Dans quel état avez-vous vécu cette subite disparition de Demba?
Comme il faut s’y attendre, nous étions tous sous le coup du drame. On était abattus. Personne ne pouvait s’attendre à ce genre d’événement au cours d’un voyage. Quand c’est arrivé, étant tous croyants, on s’est tous réfugiés dans la foi. On a remercié Dieu et on l’a prié de nous donner une bonne continuation et de recevoir l’illustre disparu dans son paradis. Demba n’était pas n’importe qui dans l’orchestre. Demba était une vedette avant la lettre. Aujourd’hui, on parle des vedettes, vedettes…, mais c’est des brindilles à côté de Demba. C’était un génie. Donc, tous les spectacles ont été annulés.

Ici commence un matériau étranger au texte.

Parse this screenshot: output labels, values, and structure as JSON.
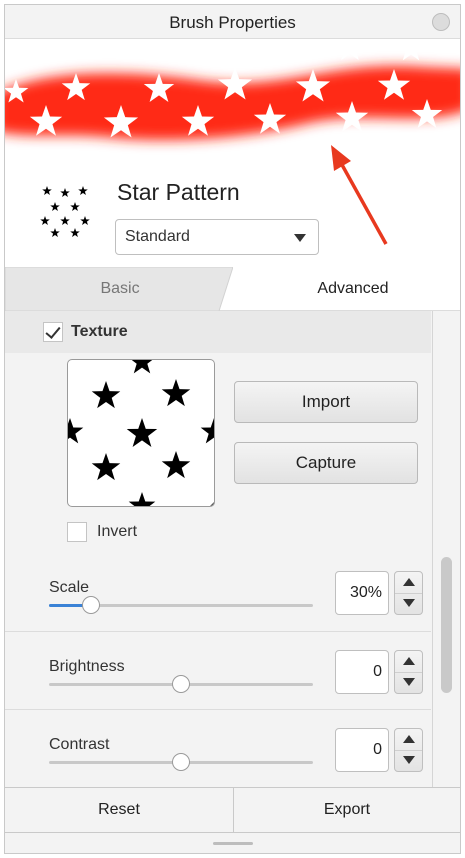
{
  "window": {
    "title": "Brush Properties"
  },
  "brush": {
    "name": "Star Pattern",
    "mode": "Standard"
  },
  "tabs": [
    {
      "label": "Basic",
      "active": false
    },
    {
      "label": "Advanced",
      "active": true
    }
  ],
  "texture": {
    "label": "Texture",
    "checked": true,
    "import_label": "Import",
    "capture_label": "Capture",
    "invert_label": "Invert",
    "invert_checked": false
  },
  "sliders": [
    {
      "label": "Scale",
      "value": "30%",
      "level": 0.16
    },
    {
      "label": "Brightness",
      "value": "0",
      "level": 0.5
    },
    {
      "label": "Contrast",
      "value": "0",
      "level": 0.5
    }
  ],
  "footer": {
    "reset_label": "Reset",
    "export_label": "Export"
  },
  "colors": {
    "stroke": "#ff2a14",
    "accent": "#3a82d6",
    "arrow": "#e8391f"
  },
  "icons": [
    "close-icon",
    "chevron-down-icon",
    "checkmark-icon",
    "arrow-up-icon",
    "arrow-down-icon",
    "resize-grip-icon"
  ]
}
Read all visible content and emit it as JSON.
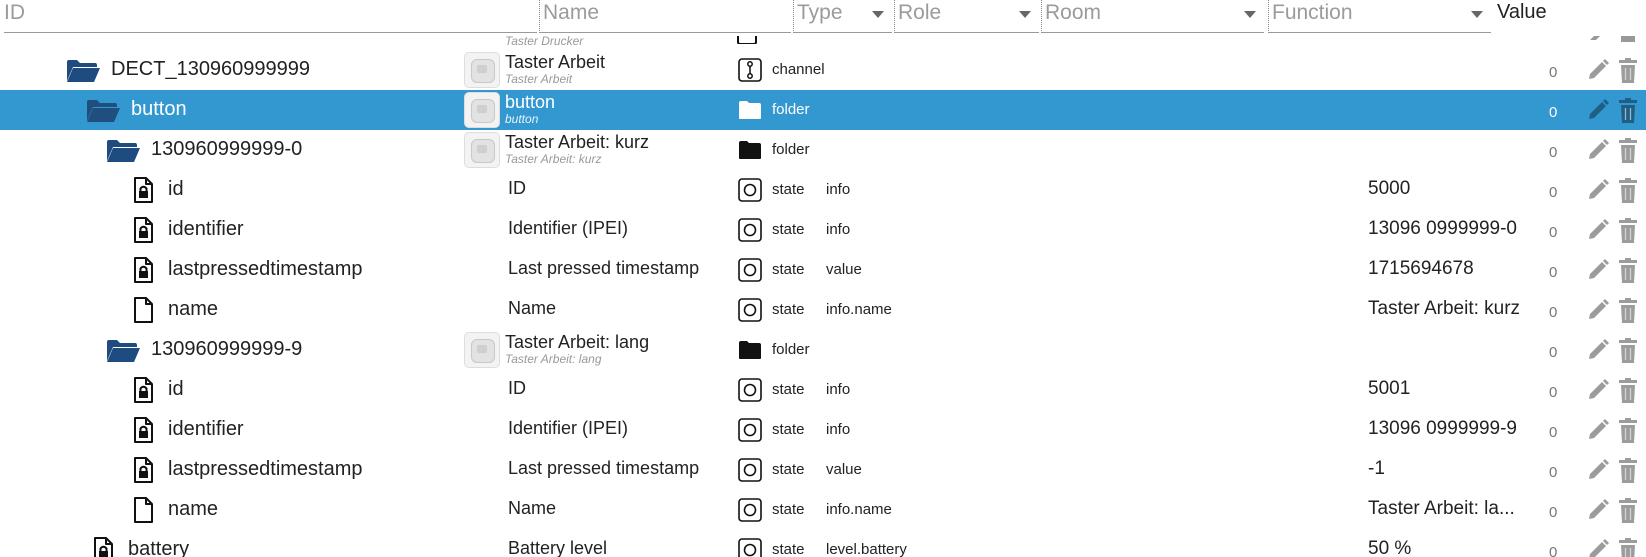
{
  "header": {
    "id_placeholder": "ID",
    "name_placeholder": "Name",
    "type_label": "Type",
    "role_label": "Role",
    "room_label": "Room",
    "function_label": "Function",
    "value_label": "Value"
  },
  "top_partial": {
    "name_sub": "Taster Drucker"
  },
  "rows": [
    {
      "id": "DECT_130960999999",
      "icon": "folder-open-icon",
      "name": "Taster Arbeit",
      "name_sub": "Taster Arbeit",
      "type_icon": "channel-icon",
      "type": "channel",
      "role": "",
      "value": "",
      "count": "0",
      "selected": false
    },
    {
      "id": "button",
      "icon": "folder-open-icon",
      "name": "button",
      "name_sub": "button",
      "type_icon": "folder-icon",
      "type": "folder",
      "role": "",
      "value": "",
      "count": "0",
      "selected": true
    },
    {
      "id": "130960999999-0",
      "icon": "folder-open-icon",
      "name": "Taster Arbeit: kurz",
      "name_sub": "Taster Arbeit: kurz",
      "type_icon": "folder-icon",
      "type": "folder",
      "role": "",
      "value": "",
      "count": "0",
      "selected": false
    },
    {
      "id": "id",
      "icon": "locked-file-icon",
      "name": "ID",
      "type_icon": "state-icon",
      "type": "state",
      "role": "info",
      "value": "5000",
      "count": "0",
      "selected": false
    },
    {
      "id": "identifier",
      "icon": "locked-file-icon",
      "name": "Identifier (IPEI)",
      "type_icon": "state-icon",
      "type": "state",
      "role": "info",
      "value": "13096 0999999-0",
      "count": "0",
      "selected": false
    },
    {
      "id": "lastpressedtimestamp",
      "icon": "locked-file-icon",
      "name": "Last pressed timestamp",
      "type_icon": "state-icon",
      "type": "state",
      "role": "value",
      "value": "1715694678",
      "count": "0",
      "selected": false
    },
    {
      "id": "name",
      "icon": "file-icon",
      "name": "Name",
      "type_icon": "state-icon",
      "type": "state",
      "role": "info.name",
      "value": "Taster Arbeit: kurz",
      "count": "0",
      "selected": false
    },
    {
      "id": "130960999999-9",
      "icon": "folder-open-icon",
      "name": "Taster Arbeit: lang",
      "name_sub": "Taster Arbeit: lang",
      "type_icon": "folder-icon",
      "type": "folder",
      "role": "",
      "value": "",
      "count": "0",
      "selected": false
    },
    {
      "id": "id",
      "icon": "locked-file-icon",
      "name": "ID",
      "type_icon": "state-icon",
      "type": "state",
      "role": "info",
      "value": "5001",
      "count": "0",
      "selected": false
    },
    {
      "id": "identifier",
      "icon": "locked-file-icon",
      "name": "Identifier (IPEI)",
      "type_icon": "state-icon",
      "type": "state",
      "role": "info",
      "value": "13096 0999999-9",
      "count": "0",
      "selected": false
    },
    {
      "id": "lastpressedtimestamp",
      "icon": "locked-file-icon",
      "name": "Last pressed timestamp",
      "type_icon": "state-icon",
      "type": "state",
      "role": "value",
      "value": "-1",
      "count": "0",
      "selected": false
    },
    {
      "id": "name",
      "icon": "file-icon",
      "name": "Name",
      "type_icon": "state-icon",
      "type": "state",
      "role": "info.name",
      "value": "Taster Arbeit: la...",
      "count": "0",
      "selected": false
    },
    {
      "id": "battery",
      "icon": "locked-file-icon",
      "name": "Battery level",
      "type_icon": "state-icon",
      "type": "state",
      "role": "level.battery",
      "value": "50 %",
      "count": "0",
      "selected": false
    }
  ]
}
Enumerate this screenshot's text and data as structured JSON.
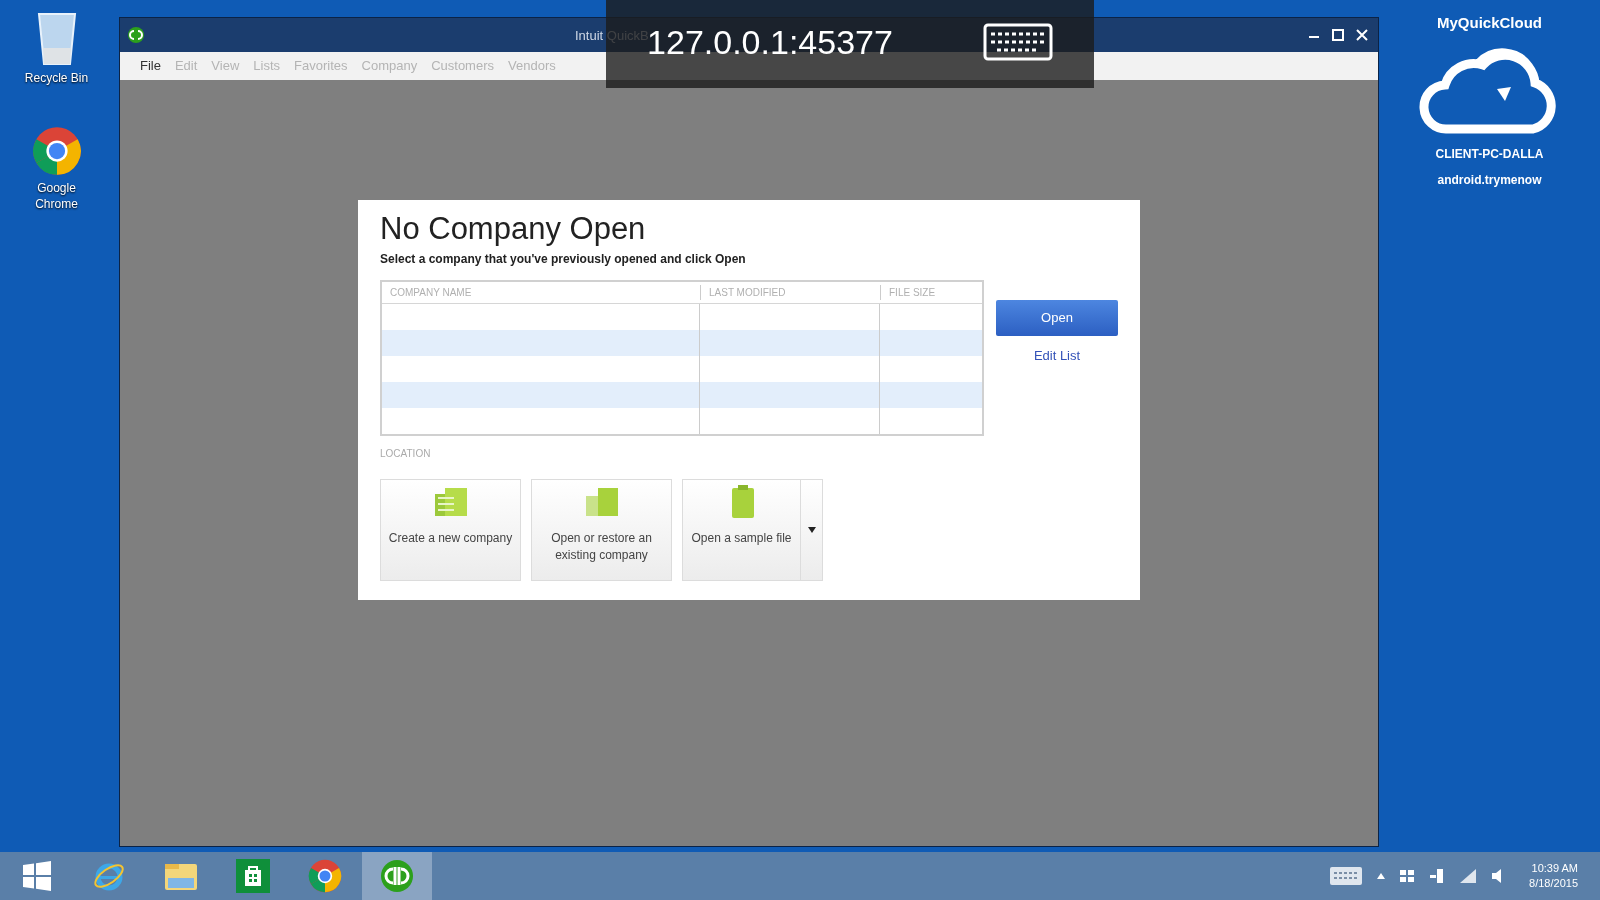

Vous disiez tantôt que la commémoration sera différée à une date ultérieure par faute notamment des moyens. Cela dénote tout simplement de l’ingratitude de l’Etat à votre égard parce qu’il se dit que le Bembeya avait aidé la première République à payer les salaires des fonctionnaires. Est-ce que cette histoire est vraie?
L’Etat guinéen depuis 1958 a eu toujours les moyens de payer tous les frais liés à son fonctionnement. Les artistes contribuaient à raffermir les relations entre les jeunesses et les sociétés civiles des pays voisins. Au contraire, c’est l’Etat qui mettait ses moyens à notre disposition pour la promotion de la culture. C’est ce qui nous manque aujourd’hui parce que les responsables actuels n’ont plus le temps pour cette promotion culturelle de grande envergure. Les gens le disent parce qu’ils ne connaissent pas l’histoire et ne cherchent pas la bonne source, ce sont des mensonges. Il faut donc que les gens rectifient que le Bembeya Jazz ait aidé l’Etat à payer les salaires des fonctionnaires guinéens.
Avez-vous envisagé des solutions dans le futur?
Cette fois-ci nous avons été pris de court, mais nous avons créé une fondation Bembeya Jazz qui va désormais organiser toutes les activités. A partir de maintenant, nous ne serons plus pris de court.
Sur les 11 membres fondateurs du groupe Bembeya, il ne reste que vous et Sékou Diabaté. Est-ce que vous êtes soutenus par l’Etat?
Nous n’avons pas de problème avec l’autorité. Il suffit que l’on écrive au ministère de la culture ou à la Présidence pour leur dire que nous voulons organiser tel événement. Ils nous viennent souvent en aide. Mais, avec ce contexte dominé par la politique politicienne, les gens n’ont pas une oreille attentive aux événements culturels sauf quand ça les arrange. Par exemple, un ministre qui veut aller vers la population pour faire la campagne d’une idée qu’il a, souvent, ces ministres mettent les moyens qu’il faut à la disposition des artistes. Mais, pour Bembeya, très souvent, nous n’avons pas la chance d’avoir leurs contacts. Sauf tout dernièrement, lors de la fête des femmes le 8 mars, le directeur des Impôts a bien voulu nous confier l’animation de cette manifestation dans sa ville natale à Fria. Il fait partie des générations qui ont entendu notre musique, mais non pas vu Bembeya Jazz en live. C’était la première fois qu’il nous voyait jouer. L’effet que notre prestation a fait sur les populations de Fria l’a vivement impressionné. Il a promis séance tenante que désormais qu’il sera le sponsor de notre orchestre.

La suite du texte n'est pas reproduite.